Inoltre, le prospettive economiche dei Paesi vicini alla Svizzera non sono incoraggianti. La Commissione europea a fine luglio ha abbassato le sue previsioni di crescita della Zona euro per il 2022 e il 2023 rispettivamente a 2,6% e 1,4% a causa dell’impatto della guerra in Ucraina. “Senza uno stimolo fiscale appropriato, i Paesi della Zona euro dovranno affrontare importanti difficoltà economiche nei prossimi mesi”, ritiene Sergio Rossi, professore d’economia all’Università di Friburgo.

In questo contesto, analisti e analiste sono concordi nell’affermare che il franco dovrebbe restare a un livello elevato rispetto all’euro nei prossimi mesi. La banca Credit Suisse prevede un corso dell’euro a 96 centesimi da qui a tre mesi, mentre Lombard Odier punta su un tasso di cambio euro-franco a 0,93 su un orizzonte annuo.

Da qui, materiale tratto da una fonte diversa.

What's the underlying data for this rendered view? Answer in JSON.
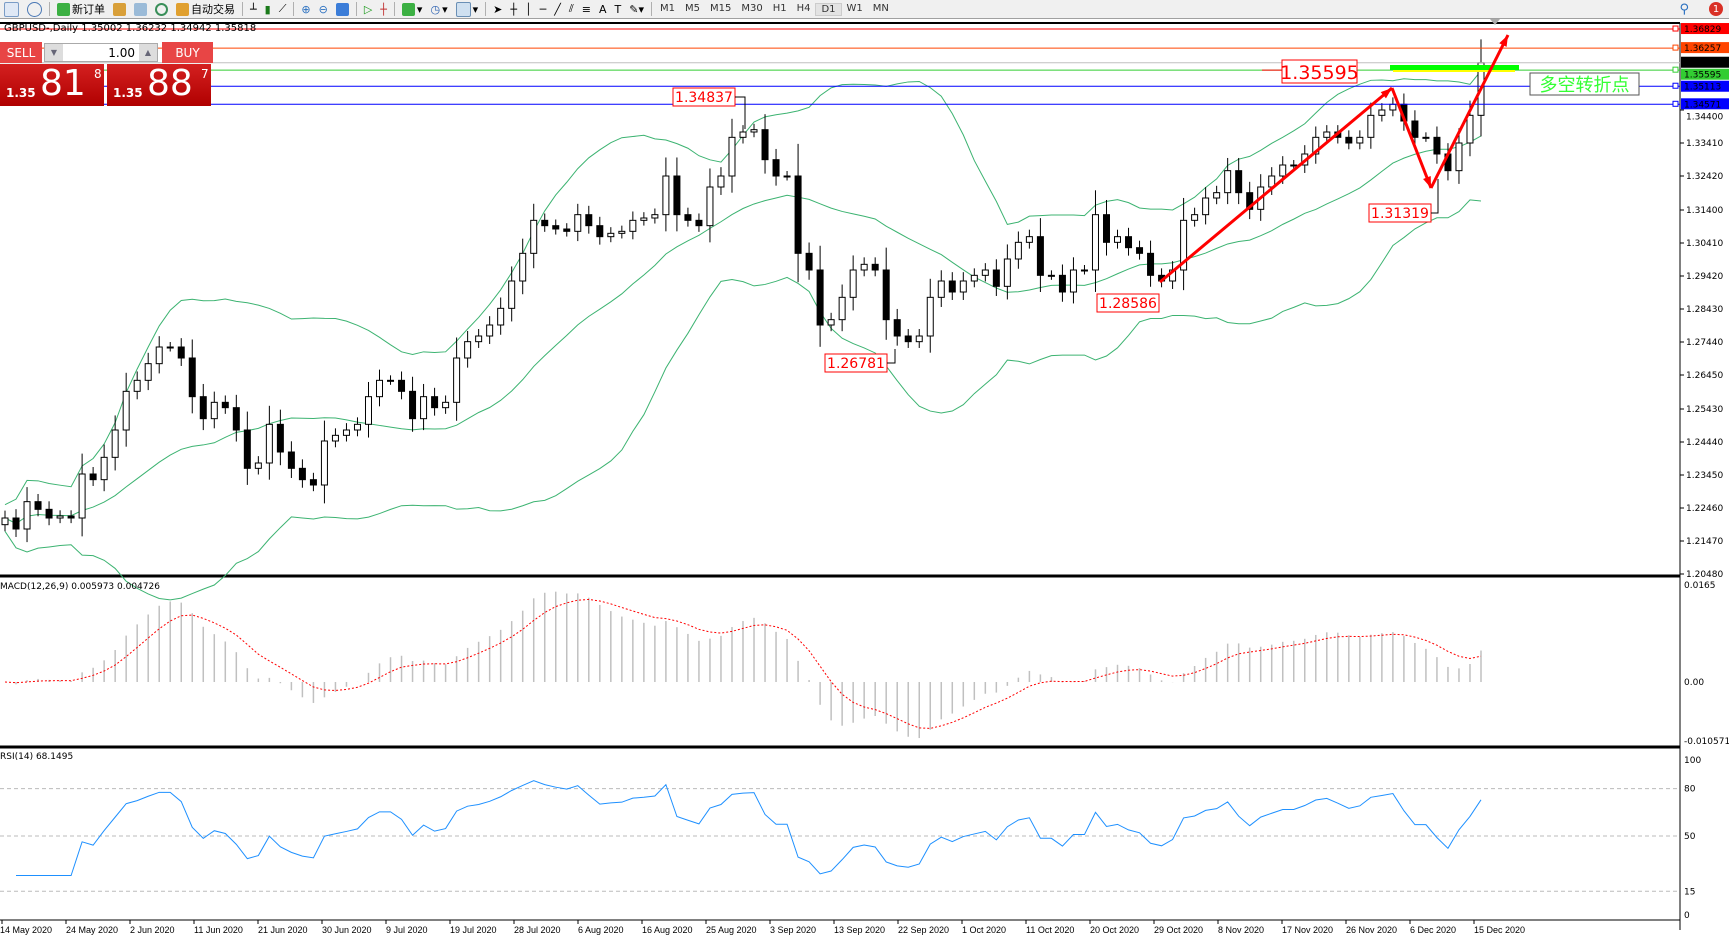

In ogni caso, secondo Rossi, l’abbassamento del potere d’acquisto nella Zona euro potrebbe essere ben più dannoso per le aziende svizzere che un franco durevolmente forte. “Certo, ci saranno sempre abbastanza persone abbienti per acquistare degli orologi di lusso. Con i suoi prodotti ad alto valore aggiunto, neanche l’industria farmaceutica dovrebbe soffrirne molto. Ma per tutti gli altri beni industriali o i prodotti di consumo più comuni, le previsioni non sono per niente buone”.